Sales of Burgundy wines have started to decline over the past few weeks with vintners blaming the rise in the euro against the dollar and the pound.
But winemakers in one of France's best-known wine regions are not feeling too anxious after two years of steep price rises on the back of demand that still far outstrips production.
"I believe that in the first quarter of this year we have had a decline of 4-5 percent in volume and a similar rise in prices," Frederic Dupray, head of economic studies for the Burgundy wine association, told Reuters on Tuesday.
"We had been expecting a decline in volume this year after two years of growth and in any case stocks are very low in Burgundy, so we are not in tears," he added.
Wine house Albert Bichot sounded a warning bell.
"After two years of strong growth in sales...Burgundy is experiencing the start of a slow down," it said in a note to clients. "The strength of the euro, the rise in prices for the 2007 harvest and a more glum sentiment at our clients are the cause of this," it said.

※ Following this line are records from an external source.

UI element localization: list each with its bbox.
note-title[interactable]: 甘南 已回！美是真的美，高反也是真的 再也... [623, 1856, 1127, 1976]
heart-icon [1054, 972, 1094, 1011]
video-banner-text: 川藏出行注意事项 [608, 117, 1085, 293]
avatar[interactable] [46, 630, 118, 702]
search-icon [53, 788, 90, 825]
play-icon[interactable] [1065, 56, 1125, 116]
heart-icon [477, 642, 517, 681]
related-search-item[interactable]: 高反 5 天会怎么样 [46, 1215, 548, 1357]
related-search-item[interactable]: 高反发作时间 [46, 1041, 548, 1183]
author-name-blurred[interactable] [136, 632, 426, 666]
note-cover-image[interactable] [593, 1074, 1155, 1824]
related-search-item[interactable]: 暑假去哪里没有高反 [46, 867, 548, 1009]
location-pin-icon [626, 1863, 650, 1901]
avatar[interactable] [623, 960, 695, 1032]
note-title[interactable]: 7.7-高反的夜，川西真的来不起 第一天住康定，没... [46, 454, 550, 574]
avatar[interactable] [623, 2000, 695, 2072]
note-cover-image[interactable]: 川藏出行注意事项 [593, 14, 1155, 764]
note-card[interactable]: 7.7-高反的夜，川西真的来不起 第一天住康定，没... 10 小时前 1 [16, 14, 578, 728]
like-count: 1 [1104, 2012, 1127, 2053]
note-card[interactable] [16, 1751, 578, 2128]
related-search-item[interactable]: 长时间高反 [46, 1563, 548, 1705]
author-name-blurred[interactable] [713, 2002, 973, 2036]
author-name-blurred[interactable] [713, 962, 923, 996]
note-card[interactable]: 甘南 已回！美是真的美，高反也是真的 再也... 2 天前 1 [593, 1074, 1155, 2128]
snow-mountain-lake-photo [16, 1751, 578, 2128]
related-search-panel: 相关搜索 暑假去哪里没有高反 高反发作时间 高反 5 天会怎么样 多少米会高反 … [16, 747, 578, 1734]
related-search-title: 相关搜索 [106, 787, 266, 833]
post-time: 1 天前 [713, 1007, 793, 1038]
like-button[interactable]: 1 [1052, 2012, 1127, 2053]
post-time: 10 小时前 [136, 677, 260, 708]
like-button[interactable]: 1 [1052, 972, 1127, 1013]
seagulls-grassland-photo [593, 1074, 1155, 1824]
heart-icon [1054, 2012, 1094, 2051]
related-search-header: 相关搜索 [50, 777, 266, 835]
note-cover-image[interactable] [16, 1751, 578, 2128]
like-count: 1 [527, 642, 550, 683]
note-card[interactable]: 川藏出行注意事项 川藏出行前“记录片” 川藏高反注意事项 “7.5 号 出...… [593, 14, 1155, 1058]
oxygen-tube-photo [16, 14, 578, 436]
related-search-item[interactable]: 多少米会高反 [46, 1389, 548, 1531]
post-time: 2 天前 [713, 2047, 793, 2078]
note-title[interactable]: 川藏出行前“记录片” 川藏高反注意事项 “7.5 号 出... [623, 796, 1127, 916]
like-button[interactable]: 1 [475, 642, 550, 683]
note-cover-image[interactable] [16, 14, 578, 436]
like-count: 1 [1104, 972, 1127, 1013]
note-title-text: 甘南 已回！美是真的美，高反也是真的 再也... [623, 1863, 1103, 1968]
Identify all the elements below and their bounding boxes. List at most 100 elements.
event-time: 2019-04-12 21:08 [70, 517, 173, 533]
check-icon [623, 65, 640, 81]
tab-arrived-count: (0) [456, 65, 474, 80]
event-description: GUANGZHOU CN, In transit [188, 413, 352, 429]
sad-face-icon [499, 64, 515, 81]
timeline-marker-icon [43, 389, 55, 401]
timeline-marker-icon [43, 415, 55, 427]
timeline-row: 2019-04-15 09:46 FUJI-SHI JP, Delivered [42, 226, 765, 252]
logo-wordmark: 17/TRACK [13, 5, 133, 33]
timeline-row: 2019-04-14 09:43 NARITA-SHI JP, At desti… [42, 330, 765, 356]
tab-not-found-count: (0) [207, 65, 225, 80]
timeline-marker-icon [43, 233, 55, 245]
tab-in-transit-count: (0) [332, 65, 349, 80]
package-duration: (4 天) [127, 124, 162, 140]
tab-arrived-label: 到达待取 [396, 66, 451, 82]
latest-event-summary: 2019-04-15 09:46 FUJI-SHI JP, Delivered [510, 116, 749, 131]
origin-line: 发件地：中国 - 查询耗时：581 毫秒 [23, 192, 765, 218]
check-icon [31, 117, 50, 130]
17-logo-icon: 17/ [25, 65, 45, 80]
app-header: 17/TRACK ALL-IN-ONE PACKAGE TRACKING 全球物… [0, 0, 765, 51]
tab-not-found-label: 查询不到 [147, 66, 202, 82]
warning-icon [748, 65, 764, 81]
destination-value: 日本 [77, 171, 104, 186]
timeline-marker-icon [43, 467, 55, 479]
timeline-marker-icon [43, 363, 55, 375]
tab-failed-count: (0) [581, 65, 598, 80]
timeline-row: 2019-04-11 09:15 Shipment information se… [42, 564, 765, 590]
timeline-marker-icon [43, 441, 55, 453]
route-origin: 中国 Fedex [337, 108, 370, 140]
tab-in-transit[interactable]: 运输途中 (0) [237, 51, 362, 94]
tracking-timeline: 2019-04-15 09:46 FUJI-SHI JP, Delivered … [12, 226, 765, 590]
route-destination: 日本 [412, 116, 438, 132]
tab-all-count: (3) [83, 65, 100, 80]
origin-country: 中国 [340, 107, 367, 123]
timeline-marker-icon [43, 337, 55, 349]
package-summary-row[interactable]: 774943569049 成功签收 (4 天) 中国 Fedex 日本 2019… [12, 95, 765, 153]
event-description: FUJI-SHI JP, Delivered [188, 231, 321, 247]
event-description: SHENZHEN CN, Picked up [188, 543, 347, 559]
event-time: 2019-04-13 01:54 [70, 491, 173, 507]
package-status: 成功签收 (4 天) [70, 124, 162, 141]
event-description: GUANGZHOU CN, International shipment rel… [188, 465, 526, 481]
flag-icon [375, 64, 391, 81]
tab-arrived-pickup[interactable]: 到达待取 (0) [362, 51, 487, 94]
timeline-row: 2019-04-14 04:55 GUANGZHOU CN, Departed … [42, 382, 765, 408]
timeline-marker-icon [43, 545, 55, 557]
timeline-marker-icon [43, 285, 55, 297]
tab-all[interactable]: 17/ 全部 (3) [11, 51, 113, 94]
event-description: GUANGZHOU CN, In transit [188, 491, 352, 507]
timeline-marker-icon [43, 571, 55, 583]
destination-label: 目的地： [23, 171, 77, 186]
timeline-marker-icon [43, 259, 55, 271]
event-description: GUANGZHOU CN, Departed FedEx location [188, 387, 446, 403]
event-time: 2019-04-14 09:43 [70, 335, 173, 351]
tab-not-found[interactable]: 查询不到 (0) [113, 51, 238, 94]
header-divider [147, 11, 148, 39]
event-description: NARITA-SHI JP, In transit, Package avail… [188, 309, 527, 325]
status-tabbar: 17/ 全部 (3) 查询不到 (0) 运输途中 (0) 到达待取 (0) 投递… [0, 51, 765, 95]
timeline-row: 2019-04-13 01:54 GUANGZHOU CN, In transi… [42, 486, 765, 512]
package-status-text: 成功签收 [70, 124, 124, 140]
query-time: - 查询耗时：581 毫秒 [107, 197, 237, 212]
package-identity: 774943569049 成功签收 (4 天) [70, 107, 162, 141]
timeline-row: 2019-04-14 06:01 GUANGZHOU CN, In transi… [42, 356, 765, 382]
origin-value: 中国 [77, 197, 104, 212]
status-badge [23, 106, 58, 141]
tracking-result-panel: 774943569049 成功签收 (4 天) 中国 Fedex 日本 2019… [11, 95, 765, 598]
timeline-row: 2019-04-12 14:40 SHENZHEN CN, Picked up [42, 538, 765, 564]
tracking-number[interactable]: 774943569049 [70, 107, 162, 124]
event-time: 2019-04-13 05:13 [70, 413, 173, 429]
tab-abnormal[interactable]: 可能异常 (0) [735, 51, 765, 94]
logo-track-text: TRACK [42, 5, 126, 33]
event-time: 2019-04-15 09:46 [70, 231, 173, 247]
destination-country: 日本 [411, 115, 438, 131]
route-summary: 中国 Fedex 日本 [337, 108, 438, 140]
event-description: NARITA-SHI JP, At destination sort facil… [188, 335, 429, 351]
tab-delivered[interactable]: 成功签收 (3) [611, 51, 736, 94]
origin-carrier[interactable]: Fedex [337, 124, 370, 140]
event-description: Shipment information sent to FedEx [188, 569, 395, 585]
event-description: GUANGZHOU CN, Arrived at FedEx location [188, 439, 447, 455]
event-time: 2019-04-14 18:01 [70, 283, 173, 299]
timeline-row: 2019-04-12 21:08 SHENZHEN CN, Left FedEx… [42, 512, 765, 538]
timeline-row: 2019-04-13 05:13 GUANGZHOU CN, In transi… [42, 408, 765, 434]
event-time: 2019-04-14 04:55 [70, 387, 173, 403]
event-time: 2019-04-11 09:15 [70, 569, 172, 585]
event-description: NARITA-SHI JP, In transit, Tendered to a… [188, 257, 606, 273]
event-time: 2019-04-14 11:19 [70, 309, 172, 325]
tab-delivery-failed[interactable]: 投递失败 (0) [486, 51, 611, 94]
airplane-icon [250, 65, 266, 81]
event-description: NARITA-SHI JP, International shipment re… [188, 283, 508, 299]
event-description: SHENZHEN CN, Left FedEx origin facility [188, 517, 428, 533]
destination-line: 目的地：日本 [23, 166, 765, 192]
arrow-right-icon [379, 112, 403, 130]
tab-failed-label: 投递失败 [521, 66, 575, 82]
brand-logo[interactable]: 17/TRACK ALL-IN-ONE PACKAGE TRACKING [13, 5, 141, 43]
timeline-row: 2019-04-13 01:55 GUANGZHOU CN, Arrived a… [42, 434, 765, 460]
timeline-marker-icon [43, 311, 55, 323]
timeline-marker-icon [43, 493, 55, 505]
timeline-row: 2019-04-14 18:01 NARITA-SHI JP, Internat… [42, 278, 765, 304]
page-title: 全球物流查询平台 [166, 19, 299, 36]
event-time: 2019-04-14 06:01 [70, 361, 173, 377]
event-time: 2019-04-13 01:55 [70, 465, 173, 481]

The single European currency used by France, Germany, Spain, Italy and several other EU countries has gained 16 percent against the U.S. dollar over the past 12 months.
Dupray said that sales to the United States were hit by the rise in the euro, while sales to the United Kingdom were hit by a decline in the pound as well as an economic situation in Britain, which he described as "not brilliant".
"In Britain there is less demand for the high-end Burgundy wines and more for the middle range," he said.
But demand from Russia and Asia is booming and many vintners from Burgundy and other French wine regions will be present at the Vinexpo trade fair in Hong Kong, from Tuesday until May 29.
"There is a lot of demand still but what we want in Burgundy is to get a hold on volumes and improve the price level," Dupray said.
Albert Bichot (http://www.bichot.com/) trades in Chablis, Cote De Beaune, Cote de Nuits, general Burgundy wines as well as the Beaujolais, Maconnais, Cotes du Rhone and Languedoc wines farther away from the central Burgundy area, roughly between Dijon and Beaune in central France.
Created in 1831 by Bernard Bichot, the family firm is now headed by Alberic Bichot.
It owns, among others, Domaine Long-Depaquit in Chablis and the Domaine du Clos Frantine in Vosne Romanee, a village that yields some of the most expensive Burgundy wines.
Burgundy wines are single grape wines, mainly Pinot Noir for the reds and Chardonnay or Aligote for the whites, and not blends such as Bordeaux.
The tastes of wines can differ widely from one mini-climate to the next in the myriad of villages and vineyards that stretch across Burgundy.